MidAmerican Energy Co. may build approximately 400 MW of natural gas-fired capacity if Iowa state regulators do not agree to support plans for a new nuclear power plant.

According to the Des Moines Register, MidAmerican will need to replace approximately 400 MW of coal-fired generation capacity as the company shuts down some of its older power plants. The company said it would not be able to bring the plants up to U.S. Environmental Protection Agency compliance for emissions standards economically, the article said.

"MidAmerican Energy believes that, realistically, there will only be two viable large-scale generation alternatives for the future that can be dispatched when customers want energy; those fueled by natural gas and nuclear," said Tina Potthoff, media relations manager with MidAmerican. "Since natural gas prices have historically been very volatile, MidAmerican Energy has initiated an assessment of long-term natural gas prices and is asking the Iowa Legislature for changes that would permit small modular nuclear generating facilities to be considered as an option in Iowa."

House File 561 is currently being debated in the state Legislature and will determine the outcome of the proposed nuclear power plant. If MidAmerican decides to build the nuclear plant, the company will invest the entire amount needed to build the plant over an 8- to 10-year period. Customers will be charged a small portion as MidAmerican Energy makes its investment and then return MidAmerican Energy's investment in the plant over its projected life of 40 to 60 years.

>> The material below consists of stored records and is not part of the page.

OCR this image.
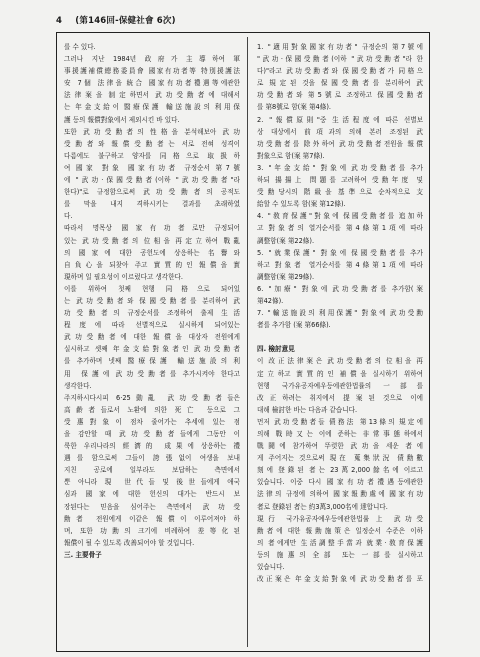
4 (第146回-保健社會 6次)
를 수 있다.
그러나 지난 1984년 政府가 主導하여 軍
事援護補償總務委員會 國家有功者等 特別援護法
安 7個 法律을 統合 國家有功者禮遇等에관한
法律案을 制定하면서 武功受勳者에 대해서
는 年金支給이 醫療保護 輸送施設의 利用保
護 등의 報償對象에서 제외시킨 바 있다.
또한 武功受勳者의 性格을 분석해보아 武功
受勳者와 報償受勳者는 서로 전혀 성격이
다름에도 불구하고 양자를 同格으로 取扱하
여 國家 對象 國家有功者 규정순서 第7號
에 "武功·保國受勳者(이하 "武功受勳者"라
한다)"로 규정함으로써 武功受勳者의 공적도
를 막을 내지 격하시키는 결과를 초래하였
다.
따라서 명목상 國家有功者로만 규정되어
있는 武功受勳者의 位相을 再定立하여 戰亂
의 國家에 대한 공헌도에 상응하는 名譽와
自負心을 되찾아 주고 實質的인 報償을 實
現하며 일 필요성이 이르렀다고 생각한다.
이를 위하여 첫째 현행 同格으로 되어있
는 武功受勳者와 保國受勳者를 분리하여 武
功受勳者의 규정순서를 조정하여 출제 生活
程度에 따라 선별적으로 실시하게 되어있는
武功受勳者에 대한 報償을 대상자 전원에게
실시하고 셋째 年金支給對象者인 武功受勳者
를 추가하며 넷째 醫療保護 輸送施設의 利
用 保護에 武功受勳者를 추가시켜야 한다고
생각한다.
주지하시다시피 6·25動亂 武功受勳者들은
高齡者들로서 노환에 의한 死亡 등으로 그
受惠對象이 점차 줄어가는 추세에 있는 점
을 감안할 때 武功受勳者들에게 그동안 이
룩한 우리나라의 經濟的 成果에 상응하는 禮
遇를 함으로써 그들이 誇張없이 여생을 보내
지친 공로에 일부라도 보답하는 측면에서
뿐 아니라 現 世代들 및 後世들에게 애국
심과 國家에 대한 헌신의 대가는 반드시 보
장된다는 믿음을 심어주는 측면에서 武功受
勳者 전원에게 이같은 報償이 이루어져야 하
며, 또한 功勳의 크기에 비례하여 差等化된
報償이 될 수 있도록 改善되어야 할 것입니다.
三. 主要骨子
1. "適用對象國家有功者" 규정순의 第7號에
"武功·保國受勳者(이하 "武功受勳者"라 한
다)"라고 武功受勳者와 保國受勳者가 同格으
로 規定된 것을 保國受勳者를 분리하여 武
功受勳者와 第5號로 조정하고 保國受勳者
를 第8號로 함(案 第4條).
2. "報償原則"중 生活程度에 따른 선별보
상 대상에서 前項과의 의해 본러 조정된 武
功受勳者를 除外하여 武功受勳者전원을 報償
對象으로 함(案 第7條).
3. "年金支給" 對象에 武功受勳者를 추가
하되 揚揚上 問題를 고려하여 受勳年度 및
受勳당시의 階級을 基準으로 순차적으로 支
給할 수 있도록 함(案 第12條).
4. "敎育保護"對象에 保國受勳者를 追加하
고 對象者의 열거순서를 第4條第1項에 따라
調整함(案 第22條).
5. "就業保護" 對象에 保國受勳者를 추가
하고 對象者 열거순서를 第4條第1項에 따라
調整함(案 第29條).
6. "加療" 對象에 武功受勳者를 추가함(案
第42條).
7. "輸送施設의 利用保護" 對象에 武功受勳
者를 추가함 (案 第66條).

四. 檢討意見
이 改正法律案은 武功受勳者의 位相을 再
定立하고 實質的인 補償을 실시하기 위하여
현행 국가유공자예우등에관한법률의 一部를
改正하려는 취지에서 提案된 것으로 이에
대해 檢討한 바는 다음과 같습니다.
먼저 武功受勳者들 債務法 第13條의 規定에
의해 戰時又는 이에 준하는 非常事態하에서
戰鬪에 참가하여 뚜렷한 武功을 세운 者에
게 주어지는 것으로써 現在 蒐集狀況 債勳數
刻에 登錄된 者는 23萬2,000餘名에 이르고
있습니다. 이중 다시 國家有功者禮遇등에관한
法律의 규정에 의하여 國家報勳處에 國家有功
者로 登錄된 者는 約3萬3,000名에 達합니다.
現行 국가유공자예우등에관한법률 上 武功受
勳者에 대한 報勳施策은 일정순서 수준은 이하
의 者에게만 生活調整手當과 就業·敎育保護
등의 施惠의 全部 또는 一部를 실시하고
있습니다.
改正案은 年金支給對象에 武功受勳者를 포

"Proposed nuclear legislation before the Iowa Legislature this session establishes the necessary regulatory construct and regulatory certainty for Iowa to attract the significant capital required for a nuclear facility," Potthoff said. "The proposed nuclear legislation does not allow MidAmerican Energy, or any utility for that matter, to raise rates for a nuclear facility or allow for a nuclear facility to be built; however, it does allow nuclear energy to remain an option for Iowa's energy future."